『120kgの軽量化』。
その衝撃的なインパクトをもって、新型スイフトが発売されたのは2016年12月。いまから約半年前のことだ。思えば2014年12月に発売されたアルトも先代比60kgの軽量化を実現してデビューした。この軽量化幅は、他メーカーと比べてもちょっと異例。
なぜ、スズキだけがこれほどの軽量化を実現できるのか? そして、軽量化のネックはないのか?
文:ベストカーWEB編集部/写真:編集部
スイフトは1クラス下のライバルより軽い!!
「スズキさんは凄い」(国産メーカー開発者談)
他の自動車メーカーからこんなふうに言われるほど、スズキの軽量化は圧倒的だ。では、実際に数値的にどれくらい凄いのか?
例えば、スイフトの車重は870kg。同クラスのライバル車の車重(各最軽量グレード)は、それぞれフィット、ノートが1030kg、デミオが1020kg、アクアが1060kgといった具合。
車重はボディの大きさに比例する。スイフトはフィット、ノートなどより少し全長が短い。それを考慮しても150kg以上の差は驚異的。
しかも、スイフトはパッソ(910kg)、マーチ(940kg)など1クラス小型な車より軽いのだがら、いかに飛び抜けているかがわかるというもの。ルノー・トゥインゴなど輸入車の同クラスモデルよりも圧倒的に軽い。
『衝突安全のスバル』に対して『軽さのスズキ』
「プラットフォームの更新などで得た技術的なゲイン(=利得)を、軽さに使うのか、衝突安全に使うのか、ということだろう」
「スズキの場合は、そのゲインの多くを軽さに使っている。いっぽう、衝突安全性能に多く使っているのがスバル」
このように分析するのは、メカニズムに詳しい自動車評論家の鈴木直也氏だ。そして、スズキがライバル車に対して大幅に軽いのは、メーカーとしての考え方や事情も絡んでいるからだという。
「スズキのメインマーケットはインドなどの新興国市場で、いっぽうスバルのメインマーケットはアメリカ。多くの国産メーカーはスバル同様、先進国市場を重視しなくてはならない」
「先進国では『衝突安全試験で五つ星を獲りました』ということに意味があるけれど、新興国では『軽くて燃費がいい』ことのほうにより意味がある」
『最新の技術で得たものを軽さにつぎ込む』。スズキ流のコンセプトが、他社にはない軽さを実現した背景にあるといえるだろう。

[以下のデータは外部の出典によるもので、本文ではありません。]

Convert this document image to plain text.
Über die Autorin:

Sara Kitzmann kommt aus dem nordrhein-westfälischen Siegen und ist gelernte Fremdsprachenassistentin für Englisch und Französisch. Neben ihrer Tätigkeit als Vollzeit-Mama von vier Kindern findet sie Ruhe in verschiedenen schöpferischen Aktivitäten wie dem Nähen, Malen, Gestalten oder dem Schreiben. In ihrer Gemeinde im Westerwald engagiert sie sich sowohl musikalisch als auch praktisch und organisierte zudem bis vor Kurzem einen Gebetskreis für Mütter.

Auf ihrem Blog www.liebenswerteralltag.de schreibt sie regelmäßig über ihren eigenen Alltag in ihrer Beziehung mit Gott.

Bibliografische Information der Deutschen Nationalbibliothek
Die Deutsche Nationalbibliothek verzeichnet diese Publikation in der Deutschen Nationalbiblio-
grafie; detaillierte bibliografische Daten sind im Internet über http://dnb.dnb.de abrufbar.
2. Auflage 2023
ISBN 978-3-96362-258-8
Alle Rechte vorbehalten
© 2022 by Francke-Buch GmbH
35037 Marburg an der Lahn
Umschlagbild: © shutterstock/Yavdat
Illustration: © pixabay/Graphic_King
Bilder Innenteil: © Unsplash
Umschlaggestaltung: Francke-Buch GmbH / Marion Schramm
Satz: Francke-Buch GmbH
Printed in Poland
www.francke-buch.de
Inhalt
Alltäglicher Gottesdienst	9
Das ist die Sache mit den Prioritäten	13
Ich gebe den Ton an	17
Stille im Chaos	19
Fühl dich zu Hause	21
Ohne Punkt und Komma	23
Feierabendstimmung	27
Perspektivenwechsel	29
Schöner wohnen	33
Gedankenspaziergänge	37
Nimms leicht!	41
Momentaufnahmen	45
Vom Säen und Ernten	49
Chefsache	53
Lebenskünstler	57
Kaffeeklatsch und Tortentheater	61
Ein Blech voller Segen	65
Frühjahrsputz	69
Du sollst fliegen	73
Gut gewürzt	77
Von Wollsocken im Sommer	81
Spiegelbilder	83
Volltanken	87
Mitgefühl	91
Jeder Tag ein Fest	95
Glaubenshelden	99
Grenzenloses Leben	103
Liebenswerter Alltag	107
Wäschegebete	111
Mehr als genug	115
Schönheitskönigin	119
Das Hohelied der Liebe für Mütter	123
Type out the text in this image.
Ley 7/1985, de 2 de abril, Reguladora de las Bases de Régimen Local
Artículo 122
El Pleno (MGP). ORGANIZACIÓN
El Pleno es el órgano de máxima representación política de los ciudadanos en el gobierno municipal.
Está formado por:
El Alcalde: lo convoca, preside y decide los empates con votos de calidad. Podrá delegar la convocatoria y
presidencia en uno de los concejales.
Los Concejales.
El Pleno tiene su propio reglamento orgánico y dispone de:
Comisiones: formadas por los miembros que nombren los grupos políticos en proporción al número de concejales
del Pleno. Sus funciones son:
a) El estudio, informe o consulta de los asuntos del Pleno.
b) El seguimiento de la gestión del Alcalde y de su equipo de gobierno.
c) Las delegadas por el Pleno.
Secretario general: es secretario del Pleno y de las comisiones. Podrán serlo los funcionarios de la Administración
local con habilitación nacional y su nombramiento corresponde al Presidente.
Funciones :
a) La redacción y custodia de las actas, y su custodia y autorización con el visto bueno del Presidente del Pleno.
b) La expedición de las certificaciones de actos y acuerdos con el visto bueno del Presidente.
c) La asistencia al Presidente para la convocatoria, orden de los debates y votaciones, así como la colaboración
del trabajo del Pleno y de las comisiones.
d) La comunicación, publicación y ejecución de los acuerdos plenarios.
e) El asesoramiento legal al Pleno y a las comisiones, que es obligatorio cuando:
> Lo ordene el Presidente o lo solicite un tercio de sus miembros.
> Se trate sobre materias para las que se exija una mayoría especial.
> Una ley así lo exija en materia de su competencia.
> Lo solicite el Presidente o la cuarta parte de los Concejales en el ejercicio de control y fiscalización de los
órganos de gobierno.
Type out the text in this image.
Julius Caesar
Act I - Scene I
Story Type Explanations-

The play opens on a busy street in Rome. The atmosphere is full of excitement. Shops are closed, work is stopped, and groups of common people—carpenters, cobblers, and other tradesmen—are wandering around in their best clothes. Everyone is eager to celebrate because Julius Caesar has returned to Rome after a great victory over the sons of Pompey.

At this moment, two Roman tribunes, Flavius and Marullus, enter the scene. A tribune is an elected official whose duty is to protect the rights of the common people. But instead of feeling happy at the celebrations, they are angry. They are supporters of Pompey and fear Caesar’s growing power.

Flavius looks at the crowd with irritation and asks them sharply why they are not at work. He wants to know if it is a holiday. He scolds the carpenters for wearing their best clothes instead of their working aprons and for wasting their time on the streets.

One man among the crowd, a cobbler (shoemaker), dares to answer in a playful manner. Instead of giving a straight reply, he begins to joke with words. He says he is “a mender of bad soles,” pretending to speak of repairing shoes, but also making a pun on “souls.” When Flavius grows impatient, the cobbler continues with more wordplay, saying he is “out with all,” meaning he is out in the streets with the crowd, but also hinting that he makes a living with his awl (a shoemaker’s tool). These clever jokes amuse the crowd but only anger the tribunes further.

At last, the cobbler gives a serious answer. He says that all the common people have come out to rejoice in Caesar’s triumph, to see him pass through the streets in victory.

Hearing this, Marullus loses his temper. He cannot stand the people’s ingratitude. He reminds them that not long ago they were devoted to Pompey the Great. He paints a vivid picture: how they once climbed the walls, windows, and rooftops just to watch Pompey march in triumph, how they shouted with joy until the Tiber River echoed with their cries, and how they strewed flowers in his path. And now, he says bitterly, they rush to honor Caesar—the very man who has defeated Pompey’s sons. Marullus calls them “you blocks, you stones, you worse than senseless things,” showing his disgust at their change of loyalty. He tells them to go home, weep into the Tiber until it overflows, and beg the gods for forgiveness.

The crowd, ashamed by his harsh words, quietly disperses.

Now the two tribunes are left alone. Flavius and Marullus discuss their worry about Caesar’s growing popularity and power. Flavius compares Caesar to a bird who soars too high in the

「スイフトの車重は870kgで、初代インサイトの850kg。アルミボディで作られた2シータークーペと遜色ない軽さを、一般的な5ドアハッチバックで実現しているところにスイフトと最近の軽量化技術の凄さを感じる」
次軽量化による“ネガ”はないのか?
鈴木氏が指摘するとおり、ここ20年間の軽量化技術の進化は凄まじい。高級車なら、カーボンを多用するなどコストをかけた軽量化もできる。それを軽自動車のアルトや大衆車のスイフトで実現できる点こそ、技術発展の凄さを物語っている。
ただし、気になる点もある。『軽さ重視のコンセプト』だとすれば、犠牲になっているものはないのか? ということだ。前出の鈴木氏は、スイフトに乗って予想外の驚きを持ったという。
「普通、軽さを優先すると、ボディがペナペナに感じたり、遮音性がイマイチになりがち。でも、スイフトに乗ると、軽さによる悪影響を驚くほど感じない。ライバルのデミオなどと比べても遜色ないレベル」
「現行型のスイフトは、今年のカー・オブ・ザ・イヤーに推せる1台だね。軽さを重視したスズキ、骨太なスバルと、さまざまなコンセプトがあることはとてもいいこと」
“最新の技術を最大限軽さに振る”。その思い切りのよさは、他のメーカーには決して真似できない、スズキ独自のコンセプトなのだ。